I hate to say I told you so - and it pains me to say this, but I predicted at the beginning of the season that the Edmonton Eskimos would probably not make the playoffs this year. While they have a good team on paper I said the same thing about them that I say about most of my family members...there's just something not right over there...
They had moments of excellence this season but tanked in the last few weeks. Last weekend they were beaten by the Roughriders 55 to 9 in a bizarre game that set some kind of humiliation record. The Eskimos have not been beaten that badly since before the Mulroney era.
However, through the bizarre playoff format of the CFL the Eskimos will make the playoffs and all they had to do was plummet into last place in the Western division.
Through the cross-over rule the Edmonton Eskimos can claim third place in the Eastern Division because there are two teams over there that are actually worse than them. So Edmonton will play Winnipeg in the Eastern semi-final this weekend in Winnipeg.
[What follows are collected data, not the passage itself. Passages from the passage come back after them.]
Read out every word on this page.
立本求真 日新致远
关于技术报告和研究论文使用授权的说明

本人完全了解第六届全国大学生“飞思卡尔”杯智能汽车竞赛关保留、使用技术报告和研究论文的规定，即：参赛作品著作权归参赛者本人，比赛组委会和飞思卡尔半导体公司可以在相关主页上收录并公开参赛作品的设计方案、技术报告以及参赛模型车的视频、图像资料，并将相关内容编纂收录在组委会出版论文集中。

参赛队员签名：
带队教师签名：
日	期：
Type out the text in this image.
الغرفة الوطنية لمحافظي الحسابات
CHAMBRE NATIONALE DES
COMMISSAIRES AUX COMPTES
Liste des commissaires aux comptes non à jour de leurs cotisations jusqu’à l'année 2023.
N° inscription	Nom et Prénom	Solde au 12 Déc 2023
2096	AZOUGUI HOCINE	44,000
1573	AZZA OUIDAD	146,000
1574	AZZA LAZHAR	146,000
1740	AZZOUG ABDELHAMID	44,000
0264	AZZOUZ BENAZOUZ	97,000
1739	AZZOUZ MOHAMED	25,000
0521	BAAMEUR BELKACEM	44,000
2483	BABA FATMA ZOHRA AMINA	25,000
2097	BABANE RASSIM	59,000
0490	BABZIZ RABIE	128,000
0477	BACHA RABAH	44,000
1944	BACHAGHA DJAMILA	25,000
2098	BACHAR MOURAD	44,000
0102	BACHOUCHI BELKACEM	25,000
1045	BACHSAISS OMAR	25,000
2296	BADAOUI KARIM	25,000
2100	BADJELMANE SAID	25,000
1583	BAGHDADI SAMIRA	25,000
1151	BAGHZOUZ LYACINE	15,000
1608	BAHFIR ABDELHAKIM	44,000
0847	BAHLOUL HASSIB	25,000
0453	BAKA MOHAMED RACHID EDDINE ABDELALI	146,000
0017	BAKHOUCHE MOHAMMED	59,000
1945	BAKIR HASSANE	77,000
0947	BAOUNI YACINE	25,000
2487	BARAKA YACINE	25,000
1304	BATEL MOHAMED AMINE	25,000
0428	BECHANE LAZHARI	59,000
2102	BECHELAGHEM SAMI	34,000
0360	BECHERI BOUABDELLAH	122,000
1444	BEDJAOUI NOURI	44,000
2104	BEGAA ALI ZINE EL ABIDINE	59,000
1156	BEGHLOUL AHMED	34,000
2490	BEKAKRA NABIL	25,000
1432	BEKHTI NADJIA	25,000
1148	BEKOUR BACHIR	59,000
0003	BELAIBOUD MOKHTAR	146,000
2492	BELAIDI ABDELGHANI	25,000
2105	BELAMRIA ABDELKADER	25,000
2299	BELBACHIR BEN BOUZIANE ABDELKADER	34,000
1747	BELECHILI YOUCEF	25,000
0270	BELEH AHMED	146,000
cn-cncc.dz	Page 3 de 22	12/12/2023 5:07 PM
If you're a hard-core Esks fan, here's your fantasy scenario. The Eskimos beat Winnipeg on the weekend, then beat Montreal in the Eastern final. (Stop laughing I'm not done yet). Then they will play the Grey Cup game against the Calgary Stampeders and will win by 1 point. The collective all at once eye rolling of several million Canadians will cause the Earth to shift on its axis and put an end to Global Warming.
Only in the CFL could the Edmonton Eskimos become the Eastern Division champions.
Later it will be revealed that the magic feel good story of the year was caused by an impassioned speech by the Edmonton Coach about a little boy who was dying of cancer and who's last wish was to see the Eskimos win the cup.
Later it will be revealed that the story was completely fabricated and the Eskimos will be stripped of their Grey Cup win. Through an unforeseen loophole in the CFL constitution the Cup will be awarded to Hamilton. Commonwealth Stadium will be accidentally demolished by a contractor with the wrong address and the league will declare bankruptcy. Pinball Clemons will become Prime Minister.
The remaining six teams will be saved at the last minute by being folded into the B Division of the Luxembourg Intermediate Potato Grower's League.
You see, if you believe that the Eskimos will get anywhere near the Grey Cup in 2008 you probably can be convinced of anything.